Strengthening Supply Chain Stability: Why A Financial Viability Risk Assessment Comes First
Supply chain resilience has always been critical to the stability of any business. In 2025's increasingly complex landscape, Everstream Analytics has identified five major threats to supplier stability, all of which should be considered when conducting risk assessments. These insights, however, hold little value without a solid financial foundation and must be underpinned by a rigorous Financial Viability Risk Assessment.

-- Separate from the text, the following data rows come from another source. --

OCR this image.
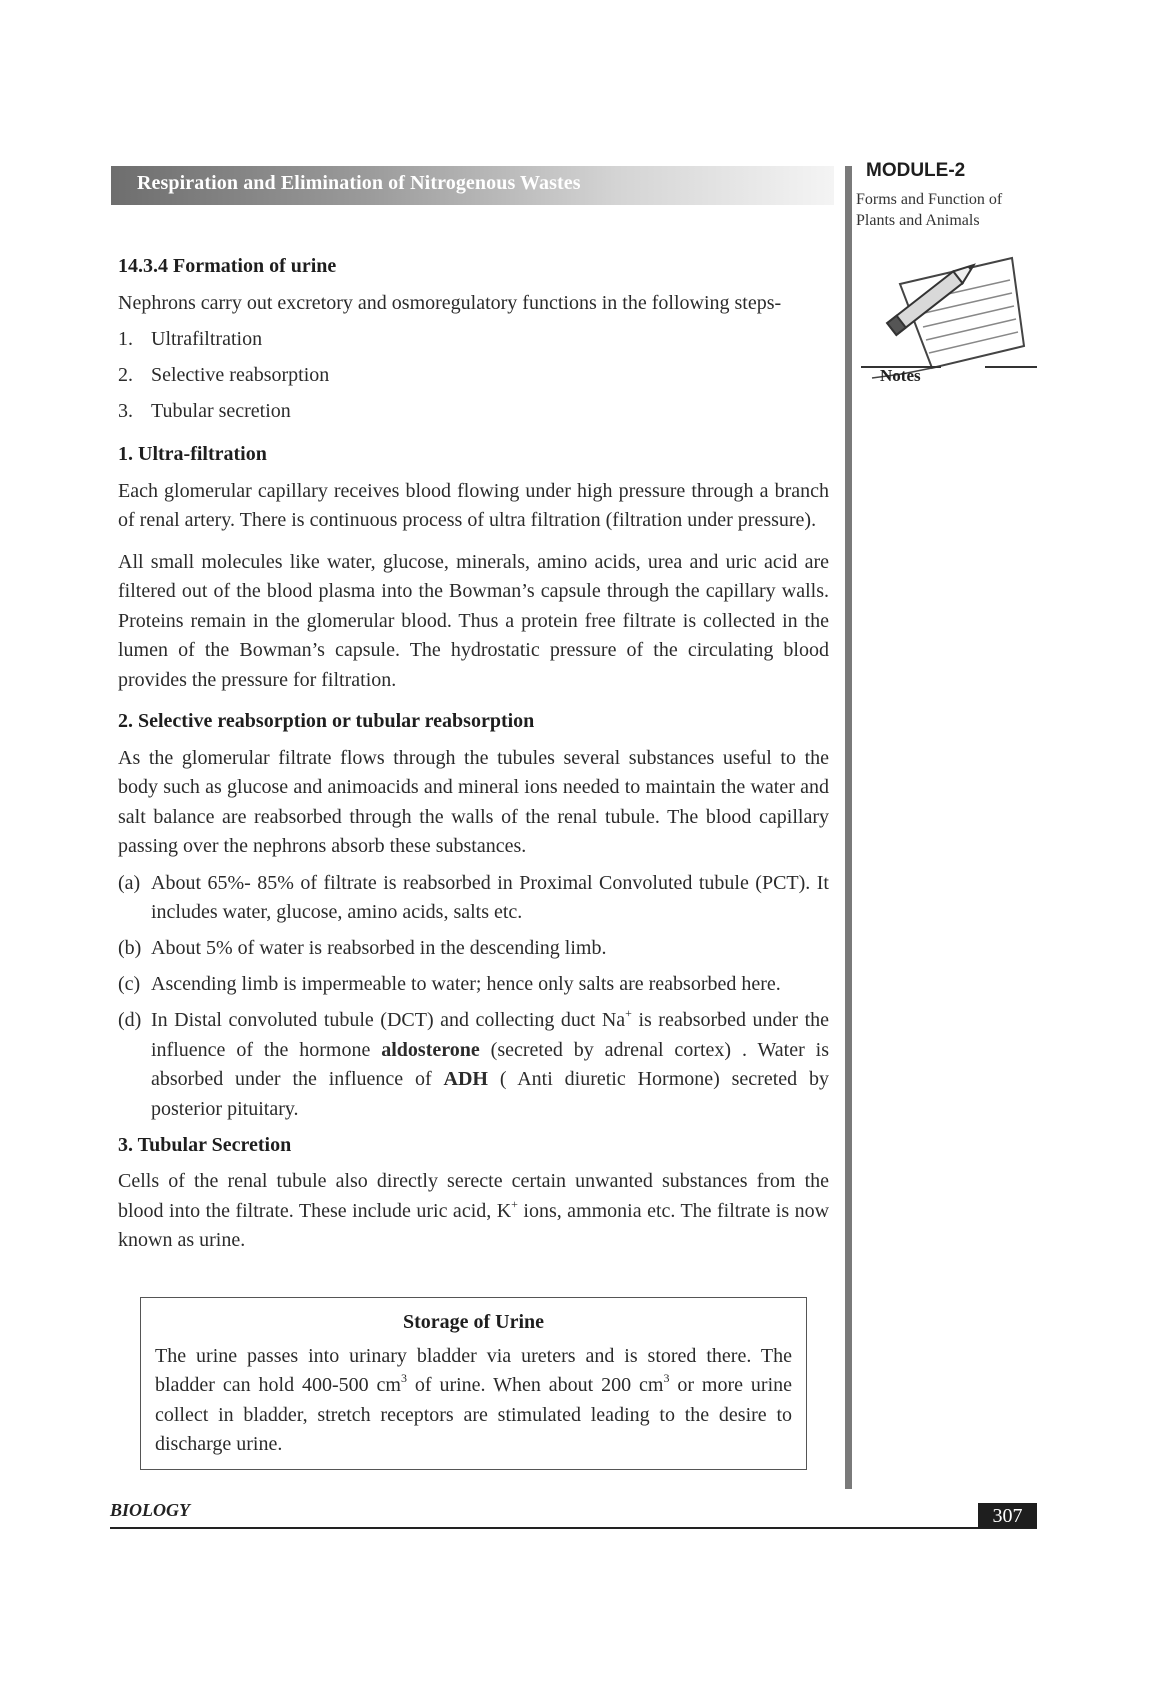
Respiration and Elimination of Nitrogenous Wastes
MODULE-2
Forms and Function of
Plants and Animals
Notes

14.3.4 Formation of urine

Nephrons carry out excretory and osmoregulatory functions in the following steps-

1. Ultrafiltration
2. Selective reabsorption
3. Tubular secretion

1. Ultra-filtration

Each glomerular capillary receives blood flowing under high pressure through a branch of renal artery. There is continuous process of ultra filtration (filtration under pressure).

All small molecules like water, glucose, minerals, amino acids, urea and uric acid are filtered out of the blood plasma into the Bowman’s capsule through the capillary walls. Proteins remain in the glomerular blood. Thus a protein free filtrate is collected in the lumen of the Bowman’s capsule. The hydrostatic pressure of the circulating blood provides the pressure for filtration.

2. Selective reabsorption or tubular reabsorption

As the glomerular filtrate flows through the tubules several substances useful to the body such as glucose and animoacids and mineral ions needed to maintain the water and salt balance are reabsorbed through the walls of the renal tubule. The blood capillary passing over the nephrons absorb these substances.

(a) About 65%- 85% of filtrate is reabsorbed in Proximal Convoluted tubule (PCT). It includes water, glucose, amino acids, salts etc.
(b) About 5% of water is reabsorbed in the descending limb.
(c) Ascending limb is impermeable to water; hence only salts are reabsorbed here.
(d) In Distal convoluted tubule (DCT) and collecting duct Na+ is reabsorbed under the influence of the hormone aldosterone (secreted by adrenal cortex) . Water is absorbed under the influence of ADH ( Anti diuretic Hormone) secreted by posterior pituitary.

3. Tubular Secretion

Cells of the renal tubule also directly serecte certain unwanted substances from the blood into the filtrate. These include uric acid, K+ ions, ammonia etc. The filtrate is now known as urine.

Storage of Urine

The urine passes into urinary bladder via ureters and is stored there. The bladder can hold 400-500 $cm^3$ of urine. When about 200 $cm^3$ or more urine collect in bladder, stretch receptors are stimulated leading to the desire to discharge urine.

BIOLOGY	307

The Foundation: A Robust Financial Viability Risk Assessment
This crucial starting point, and a mandatory requirement under The Procurement Act, is highly complex and demanding of both time and resources. But it doesn’t need to be. RiskTrace has streamlined the process with its automated Financial Viability Risk Assessment Tool, which evaluates suppliers’ financial health and delivers results within minutes, not days. The analysis is carried out against the nine key indicators prescribed by the government, generating a risk score to identify any weaknesses in a supplier’s financial health. Automating this onerous task not only saves time but, most importantly, eliminates errors from manual data entry, enabling government departments to make improved, informed and safer decisions. This assessment is a critical component of supply chain risk analysis, without which identifying financial vulnerabilities and risk of collapse is impossible. Therefore, it is a necessary prerequisite before considering any secondary risk factors.
Everstream’s Additional Risk Factors
Once a thorough FVRA has been completed, an evaluation of each supplier's exposure to threats identified in Everstream's report can be undertaken. This requires a detailed analysis of supplier operations, including their geographic footprint and supply networks, to determine sensitivity to each risk category.
1. Climate Change and Extreme Weather
Climate change is at the top of Everstream’s list with a 90% risk score. Of course, this affects suppliers differently based on their specific operations and locations. For example, a manufacturer with production facilities in flood-prone Valencia is at far greater risk of supply chain disruption than a software provider with a global remote workforce.
Effective risk assessment requires detailed climate vulnerability maps overlaid with supplier locations and climate threat projections. This, therefore, allows for an evaluation of each supplier's resilience measures, such as business continuity plans and alternative site capabilities.
2. Geopolitical Instability
With an 80% risk score, geopolitical instability has the potential to cause major supply chain disruption. Again, however, the impact varies dramatically based on supplier geography and supply chain configuration. A supplier solely dependent on raw materials from regions experiencing trade restrictions or conflict is far more vulnerable than one with diversified sourcing across multiple stable regions.
Procurement teams must undertake a similar exercise in mapping supplier locations against geopolitical hotspots, then assessing dependence on vulnerable trade routes, exposure to potential sanctions and currency risk from politically unstable regions.
3. Cybersecurity Resilience
Earning a 75% risk score, cybercrime presents a serious risk to supply chains and the potential of such must be considered when assessing suppliers’ overall stability. A financially strong supplier with inadequate cybersecurity practices may pose a greater risk than a financially weaker one with robust digital protections. Key considerations include supplier compliance with frameworks like ISO 27001, implementation of multi-factor authentication, regular security testing and incident response capabilities.
4. Material Dependency
Rare metal shortages can pose a significant threat to supply chains and garnered a 65% risk score. Organisations should identify which suppliers use critical materials, any single-source dependencies and evaluate supplier strategies for material alternatives or stockpiling.
5. Forced Labour
With a 60% risk score, forced labour concerns represent a significant regulatory and reputational risk. However, like much of the above, the impact varies based on industry, sourcing regions and existing compliance programmes. Suppliers with operations in high-risk regions require careful evaluation of their human rights due diligence processes, transparency initiatives and certification programmes.
The result: An Integrated Risk Profile, Informed Decision Making and Increased Supply Chain Stability
By conducting detailed sensitivity analysis against each of Everstream’s risk categories, organisations can develop an enhanced understanding of their supply chain vulnerabilities. However, this is futile without a comprehensive and more precisely accurate financial viability risk assessment, upon which these additional factors can be added. This critical step no longer needs to take hours to complete. It can be conducted within minutes by RiskTrace, allowing quick, informed decisions about a supplier’s financial stability and whether or not it is worth considering the additional risk factors above.